MULLUMBIMBY'S oldest eatery which boasts a colourful 68 year history has had a hip make-over and now even boasts its own signature coffee range.
The Empire Cafe on Burringbar St re-opened its doors last week after new owners - Anu Iris and Heartmut Nauss - spent a hectic week tearing out most of the old fittings, including the booths which could not be salvaged, and exchanged it for a slick modern fit-out.
Two baristas have been hired to work the "Rolls Royce of coffee machines" from Milan of which there are only three in Australia.
Lismore coffee expert Nick Muller has produced a custom 'Empire' blend which is billed as having a "subtle forest flavour with hints of burnt caramel and a smooth chocolate after taste".
Manager Sandy Watson said the long-term plan was to also open at night as a licensed bar and host live music events.
It's a far cry from some of the more down market versions of the eatery which at times has appeared pretty dingy and dated.

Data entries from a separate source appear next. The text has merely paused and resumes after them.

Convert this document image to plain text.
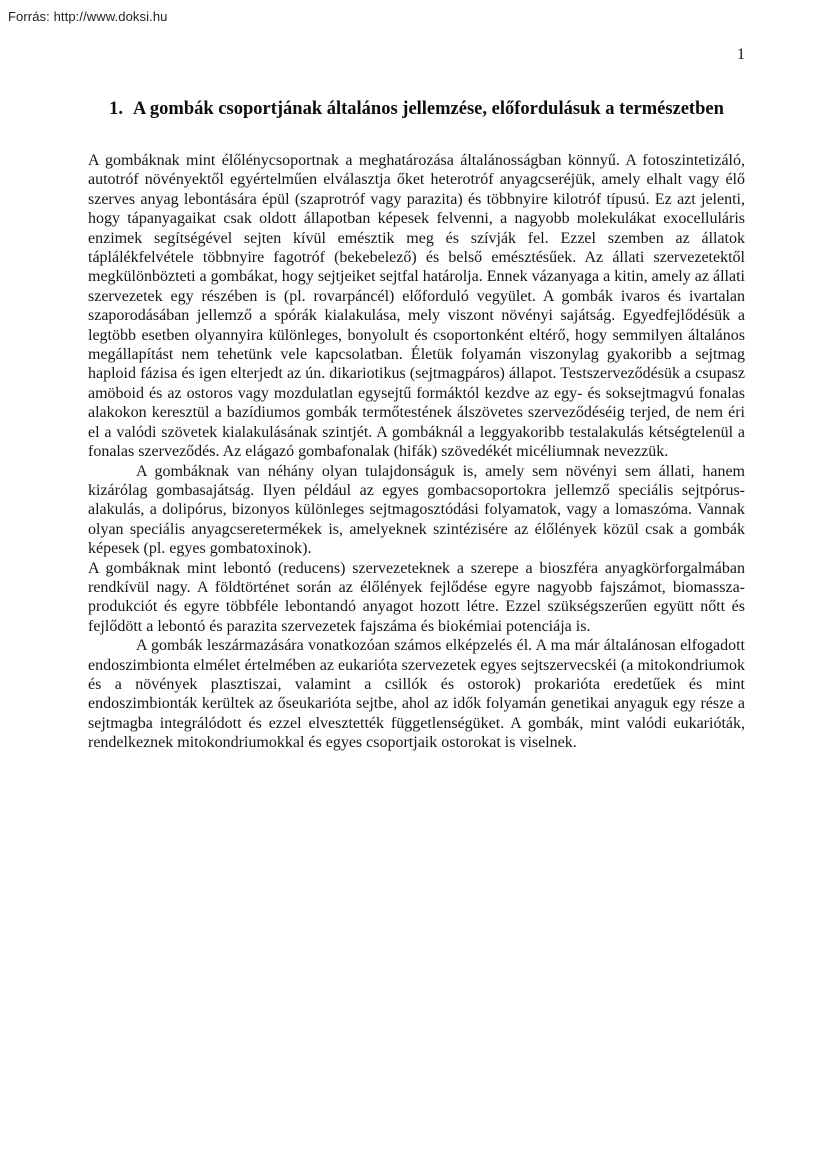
Forrás: http://www.doksi.hu
1
1. A gombák csoportjának általános jellemzése, előfordulásuk a természetben

A gombáknak mint élőlénycsoportnak a meghatározása általánosságban könnyű. A fotoszintetizáló, autotróf növényektől egyértelműen elválasztja őket heterotróf anyagcseréjük, amely elhalt vagy élő szerves anyag lebontására épül (szaprotróf vagy parazita) és többnyire kilotróf típusú. Ez azt jelenti, hogy tápanyagaikat csak oldott állapotban képesek felvenni, a nagyobb molekulákat exocelluláris enzimek segítségével sejten kívül emésztik meg és szívják fel. Ezzel szemben az állatok táplálékfelvétele többnyire fagotróf (bekebelező) és belső emésztésűek. Az állati szervezetektől megkülönbözteti a gombákat, hogy sejtjeiket sejtfal határolja. Ennek vázanyaga a kitin, amely az állati szervezetek egy részében is (pl. rovarpáncél) előforduló vegyület. A gombák ivaros és ivartalan szaporodásában jellemző a spórák kialakulása, mely viszont növényi sajátság. Egyedfejlődésük a legtöbb esetben olyannyira különleges, bonyolult és csoportonként eltérő, hogy semmilyen általános megállapítást nem tehetünk vele kapcsolatban. Életük folyamán viszonylag gyakoribb a sejtmag haploid fázisa és igen elterjedt az ún. dikariotikus (sejtmagpáros) állapot. Testszerveződésük a csupasz amöboid és az ostoros vagy mozdulatlan egysejtű formáktól kezdve az egy- és soksejtmagvú fonalas alakokon keresztül a bazídiumos gombák termőtestének álszövetes szerveződéséig terjed, de nem éri el a valódi szövetek kialakulásának szintjét. A gombáknál a leggyakoribb testalakulás kétségtelenül a fonalas szerveződés. Az elágazó gombafonalak (hifák) szövedékét micéliumnak nevezzük.

A gombáknak van néhány olyan tulajdonságuk is, amely sem növényi sem állati, hanem kizárólag gombasajátság. Ilyen például az egyes gombacsoportokra jellemző speciális sejtpórus-alakulás, a dolipórus, bizonyos különleges sejtmagosztódási folyamatok, vagy a lomaszóma. Vannak olyan speciális anyagcseretermékek is, amelyeknek szintézisére az élőlények közül csak a gombák képesek (pl. egyes gombatoxinok).

A gombáknak mint lebontó (reducens) szervezeteknek a szerepe a bioszféra anyagkörforgalmában rendkívül nagy. A földtörténet során az élőlények fejlődése egyre nagyobb fajszámot, biomassza-produkciót és egyre többféle lebontandó anyagot hozott létre. Ezzel szükségszerűen együtt nőtt és fejlődött a lebontó és parazita szervezetek fajszáma és biokémiai potenciája is.

A gombák leszármazására vonatkozóan számos elképzelés él. A ma már általánosan elfogadott endoszimbionta elmélet értelmében az eukarióta szervezetek egyes sejtszervecskéi (a mitokondriumok és a növények plasztiszai, valamint a csillók és ostorok) prokarióta eredetűek és mint endoszimbionták kerültek az őseukarióta sejtbe, ahol az idők folyamán genetikai anyaguk egy része a sejtmagba integrálódott és ezzel elvesztették függetlenségüket. A gombák, mint valódi eukarióták, rendelkeznek mitokondriumokkal és egyes csoportjaik ostorokat is viselnek.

The Empire Cafe began trading in 1945 when it was restored as a milk bar next to the lively theatre next door of the same name and became a favourite hangout for local teenagers.
But the site has hosted eateries of some description since 1907 when it opened as The Sydney Oyster Saloon and Refreshment Rooms.
In 1912 when the Simpson's building opened on the site, The Mullumbimby Refreshment Palace was considered very posh with two separate dining rooms including a ladies saloon.
The cafe became a popular community meeting venue during the first world war and was a favourite hangout for military personnel during the second world-war.
While times have changed, The Empire remains popular with local teenagers who pour in after school for milk-shakes and hot chips.
Sandy said he and the owners had a real respect for the cafe's long and colourful history and loved the village atmosphere in the town.
"I've travelled the world. I've been to very few places as charming as this one. It's just a great place to live," Sandy said.
Mullumbimby Chamber of Commerce president Dean Stanford said there had been a positive community response to the historical cafe's revamp.
"No disrespect to the last incarnation, but it's always good to see a business moving forward," Mr Stanford said.